8 [ Note: The evaluations of the postfix expression and of the argument expressions are all unsequenced relative to one another. All side effects of argument expression evaluations are sequenced before the function is entered (see 1.9). —end note ]

Hence, it is entirely up to an implementation to decide in what order to evaluate the arguments to a function. This, in turn, implies that the order of construction of the arguments is also implementation dependent.

A sensible implementation would destroy the objects in the reverse order of their construction.

Answer 2

In §5.2.2[4] N3337 is quite explicit on what happens (online draft):

During the initialization of a parameter, an implementation may avoid the construction of extra temporaries by combining the conversions on the associated argument and/or the construction of temporaries with the initialization of the parameter (see 12.2). The lifetime of a parameter ends when the function in which it is defined returns.

So for example in

f(g(h()));

the return value from the call h() is a temporary that will be destroyed at the end of the full expression. However the compiler is allowed to avoid this temporary and directly initialize with its value the parameter of g(). In this case the return value will be destroyed once g() returns (i.e. BEFORE calling f()).

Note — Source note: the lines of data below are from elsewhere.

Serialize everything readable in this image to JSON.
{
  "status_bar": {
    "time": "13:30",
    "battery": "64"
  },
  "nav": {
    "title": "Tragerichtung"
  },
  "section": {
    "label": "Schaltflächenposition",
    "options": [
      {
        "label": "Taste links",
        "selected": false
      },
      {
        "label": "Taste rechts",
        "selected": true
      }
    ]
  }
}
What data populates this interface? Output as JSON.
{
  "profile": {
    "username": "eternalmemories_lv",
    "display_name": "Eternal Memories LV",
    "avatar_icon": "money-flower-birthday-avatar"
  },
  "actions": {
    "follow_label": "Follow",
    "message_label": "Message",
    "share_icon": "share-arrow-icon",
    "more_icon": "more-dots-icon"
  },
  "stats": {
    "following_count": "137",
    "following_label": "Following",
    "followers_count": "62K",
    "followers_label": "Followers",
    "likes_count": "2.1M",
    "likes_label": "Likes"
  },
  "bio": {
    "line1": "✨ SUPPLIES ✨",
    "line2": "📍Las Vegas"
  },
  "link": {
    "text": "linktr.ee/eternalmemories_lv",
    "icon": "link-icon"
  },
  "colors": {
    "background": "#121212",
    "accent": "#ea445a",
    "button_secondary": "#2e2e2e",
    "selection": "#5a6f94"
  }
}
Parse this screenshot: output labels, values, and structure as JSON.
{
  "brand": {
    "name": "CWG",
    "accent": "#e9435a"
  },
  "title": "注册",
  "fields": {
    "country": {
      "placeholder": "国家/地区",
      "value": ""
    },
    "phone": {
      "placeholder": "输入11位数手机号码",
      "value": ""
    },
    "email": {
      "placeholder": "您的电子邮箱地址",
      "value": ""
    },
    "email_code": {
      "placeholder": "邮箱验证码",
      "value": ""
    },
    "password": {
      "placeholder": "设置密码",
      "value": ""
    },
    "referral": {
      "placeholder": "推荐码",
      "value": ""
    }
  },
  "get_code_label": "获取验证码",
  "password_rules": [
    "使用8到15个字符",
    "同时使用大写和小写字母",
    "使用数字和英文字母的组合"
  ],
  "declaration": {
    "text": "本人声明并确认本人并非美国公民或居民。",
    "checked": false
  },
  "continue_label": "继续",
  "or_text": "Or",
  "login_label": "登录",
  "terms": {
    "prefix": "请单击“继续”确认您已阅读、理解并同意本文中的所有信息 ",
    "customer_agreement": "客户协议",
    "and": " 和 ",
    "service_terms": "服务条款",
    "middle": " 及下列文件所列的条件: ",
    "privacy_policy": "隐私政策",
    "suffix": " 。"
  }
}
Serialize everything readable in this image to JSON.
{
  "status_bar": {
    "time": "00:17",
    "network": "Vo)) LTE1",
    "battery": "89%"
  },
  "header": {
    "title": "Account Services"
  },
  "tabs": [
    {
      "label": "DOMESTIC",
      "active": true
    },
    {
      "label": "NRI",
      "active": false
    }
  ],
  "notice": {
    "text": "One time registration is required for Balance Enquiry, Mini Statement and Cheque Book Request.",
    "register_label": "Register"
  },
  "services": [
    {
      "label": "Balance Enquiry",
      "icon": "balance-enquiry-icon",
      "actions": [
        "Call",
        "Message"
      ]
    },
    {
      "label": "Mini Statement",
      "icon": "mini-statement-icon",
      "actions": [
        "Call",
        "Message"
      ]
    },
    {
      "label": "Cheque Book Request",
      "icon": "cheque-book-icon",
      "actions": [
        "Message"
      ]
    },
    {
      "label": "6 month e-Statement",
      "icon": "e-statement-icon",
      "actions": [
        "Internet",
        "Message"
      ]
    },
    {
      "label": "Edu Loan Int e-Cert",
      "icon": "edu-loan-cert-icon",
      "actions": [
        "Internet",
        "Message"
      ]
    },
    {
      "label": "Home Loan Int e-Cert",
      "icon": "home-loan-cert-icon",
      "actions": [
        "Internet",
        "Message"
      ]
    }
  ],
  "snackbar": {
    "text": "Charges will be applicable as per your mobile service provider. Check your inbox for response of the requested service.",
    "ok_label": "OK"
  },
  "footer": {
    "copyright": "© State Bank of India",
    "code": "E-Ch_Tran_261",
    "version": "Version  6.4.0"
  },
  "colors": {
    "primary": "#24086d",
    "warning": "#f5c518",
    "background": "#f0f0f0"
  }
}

If I understood correctly what is stated in the standard however it's not permitted to have the value returned from h() to survive to the end of the full expression unless a copy is made (the parameter) and this copy is destroyed once g() returns.

The two scenarios are:

1. h return value is used to directly initialize g parameter. This object is destroyed when g returns and before calling f.
2. h return value is a temporary. A copy is made to initialize g parameter and it is destroyed when g returns. The original temporary is destroyed at the end of the full expression instead.

I don't know if implementations are following the rules on this.

Answer 3

I did not manage to find the answer in the standard, but I was able to test this on 3 most popular C++ compliant compilers. The answer of R Sahu pretty much explains that it is implementation defined.

§5.2.2/8: The evaluations of the postfix expression and of the arguments are all unsequenced relative to one another. All side effects of argument evaluations are sequenced before the function is entered.

Visual Studio C++ Compiler (Windows) and gcc (Debian)
Arguments are constructed in order reverse to their declaration and destroyed in reversed order (thus destroyed in order of delcaration):

2
1
-1
-2

Clang (FreeBSD)
Arguments are constructed in order of their declaration and destroyed in reversed order:

1
2
-2
-1

All compilers were instructed to treat the source code as C++11 and I used the following snippet to demonstrate the situation:

struct A
{
    A(int) { std::cout << "1" << std::endl; }
    ~A() { std::cout << "-1" << std::endl; }
};

struct B
{
    B(double) { std::cout << "2" << std::endl; }
    ~B() { std::cout << "-2" << std::endl; }
};

void f(A, B) { }

int main()
{
    f(4, 5.);
}